The net force comes from free electrons moving on the surface. You can calculate various forces for atoms and electrons inside, but they will all cancel as the electric field is 0.

Peter Ahlman

mfb, thank yo for the reply which is where Im again not sure if understand this very part correctly or not.

1-You said: " The net force comes from free electrons moving on the surface", I can understand that OLNY the electrons on the sphere-surface facing the plate are the ones responsible for the attraction force and thus the electrons on that surface are moving . good so far.

2-This is the part I keep reading everywhere but I dont understand, the actions/electrons inside the metal sphere asyou said:

"..they will all cancel as the electric field is 0."

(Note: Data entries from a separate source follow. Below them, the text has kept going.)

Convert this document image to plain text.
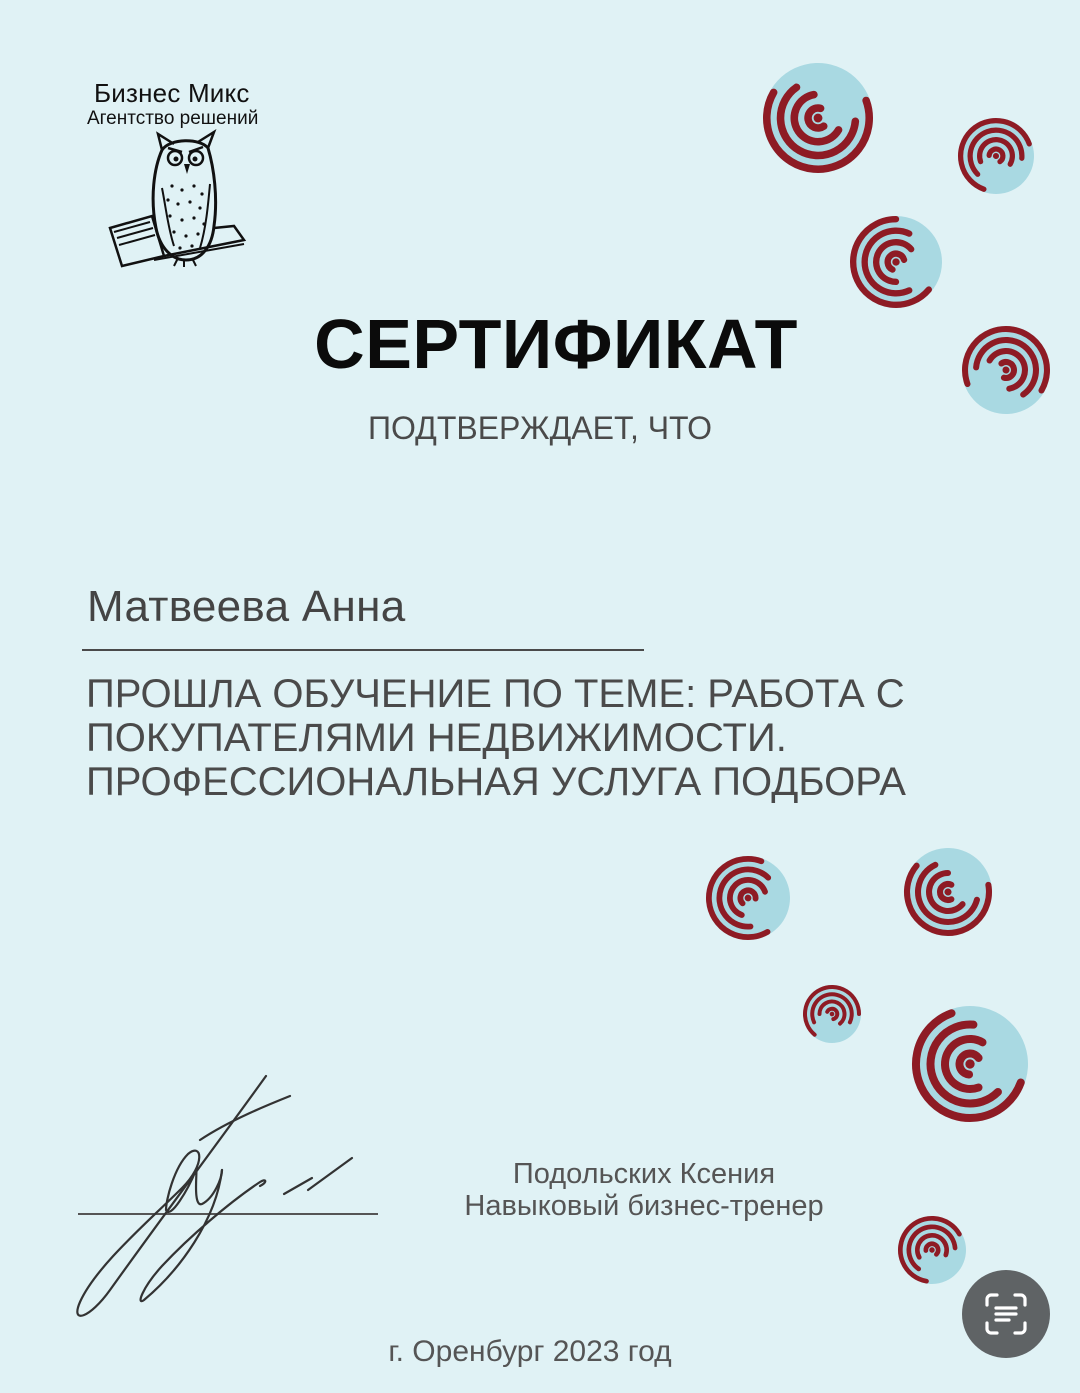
Бизнес Микс
Агентство решений
СЕРТИФИКАТ
ПОДТВЕРЖДАЕТ, ЧТО
Матвеева Анна
ПРОШЛА ОБУЧЕНИЕ ПО ТЕМЕ: РАБОТА С
ПОКУПАТЕЛЯМИ НЕДВИЖИМОСТИ.
ПРОФЕССИОНАЛЬНАЯ УСЛУГА ПОДБОРА
Подольских Ксения
Навыковый бизнес-тренер
г. Оренбург 2023 год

I wish there is a simple drawing/diagram of a sphere and the charges that shows this, For instance I know what "canceling out means", by all means all atoms inside a "neutral" sphere do cancel out as well, but what I would love to know is(knwoing that they cancel out):

Are the atoms´ charge distribution different inside a charged/affected solid sphere if we magically see them under magnification? certainly the atoms will cancel out but is their distrubtion/electron position in an "charged/attracted" sphere just like in a neutral sphere.. really?

Thanks
Regards

mfb

Well, you have missing electrons on the far side, which will give some repulsion (more positive charges there => more repulsion). In a uniform field, both effects cancel and the total force on the ball is 0.

Different from a solid sphere without external fields? No, they are not.

tris_d

Where did you get that? I don't think charged plate would attract neutrally charged metal sphere any more than it would attract plastic ping-pong ball.


If something is electrically charged then there is asymmetry in a way that there is either more or less electrons compared to protons over given area, but you need this asymmetry in both bodies for there to be electric force between them. Or so I would think.

Peter Ahlman

It is a little hard for me to describe what I want to.. (heck, I may not even know exactly what I want to know) :), anyway, If we have a charged solid sphere and I shall put it this way: (Im extremely exaggerating the case here of course)

Is the charged sphere trying to pull itself apart from the inside out, are the atoms trying to push outwards? ( ofcourse the sphere is held together still by the enormous natural bond forces and of course there will never be a net force since all the charge is pointing outwards in all directions)

tris_d

Electric and magnetic field strength falls off pretty rapidly with distance. At close range those forces are what define molecules arrangement and holds them together. Molecules and atoms are attracting and repealing, trying to orient and move in such way where negative charge seeks positive charge and north magnetic fields seek south magnetic fields, and vice versa. Once they find each other they "lock in", form bonds, and when opposite fields are close together like that, then macroscopically they appear neutral.

If there is equal amount of electrons and protons they will tend to arrange in such way to get close to each other and neutralize, that's why things are mostly neutrally charged in nature, macroscopically. You need external force to disturb their balance, or introduce excess of either protons or electrons, in order to make them macroscopically charged.